Er is minder bekend over HTLV2, dat vooral voorkomt in Noord-, Midden- en Zuid-Amerika. Het wordt op dezelfde manier overgedragen als HLTV1 en is waarschijnlijk gekoppeld aan neurodegeneratieve ziekten en de ontwikkeling van bepaalde bloedkankers.

Hoe worden retrovirale infecties behandeld?

Momenteel is er geen remedie voor retrovirale infecties. Maar een verscheidenheid aan behandelingen kan helpen om ze onder controle te houden.

HIV-behandeling

Er zijn specifieke antivirale medicijnen, antiretrovirale therapie (ART) genaamd, beschikbaar voor de behandeling van hiv.

KUNST kan helpen de viral load bij een persoon met hiv te verminderen. Virale belasting verwijst naar de hoeveelheid hiv die in het bloed van een persoon kan worden gedetecteerd.

Mensen die ART ondergaan, nemen een combinatie van medicijnen. Elk van deze medicijnen richt zich op verschillende manieren op het virus. Dit is belangrijk omdat het virus gemakkelijk muteert, waardoor het resistent kan worden tegen bepaalde medicijnen.

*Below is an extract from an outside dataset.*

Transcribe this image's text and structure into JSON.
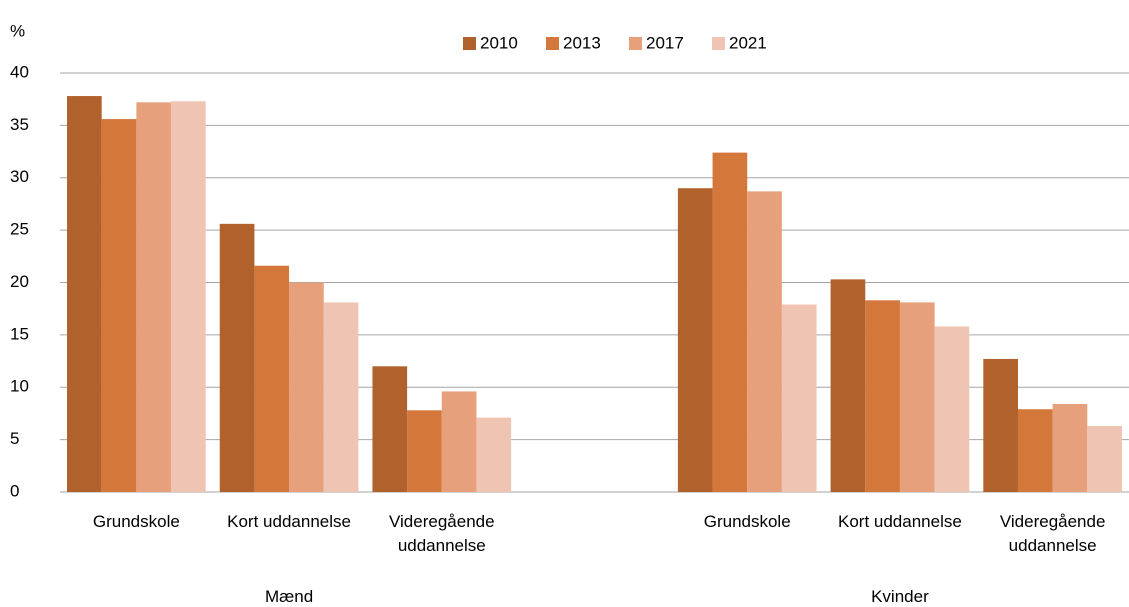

ART werkt om een retrovirus te targeten door het replicatieproces te verstoren.

Omdat er momenteel geen genezing voor hiv is, zullen mensen die ART ondergaan dit hun hele leven moeten doen. Hoewel ART hiv niet volledig kan elimineren, kan het de virale belasting verminderen tot niet-detecteerbare niveaus.

HTLV1- en HTLV2-behandeling

Het beheersen van acute T-celleukemie als gevolg van HTLV1 omvat vaak chemotherapie of hematopoëtische stamceltransplantaties.

Een combinatie van de geneesmiddelen interferon en zidovudine kan ook worden gebruikt. Beide geneesmiddelen helpen voorkomen dat retrovirussen nieuwe cellen en replicatie aanvallen.

het komt neer op

Retrovirussen zijn een type virus dat een speciaal enzym gebruikt, reverse transcriptase genaamd, om de genetische informatie in DNA te vertalen. Dat DNA kan dan integreren in het DNA van de gastheercel.

Eenmaal geïntegreerd, kan het virus de componenten van de gastheercel gebruiken om extra virale deeltjes te maken.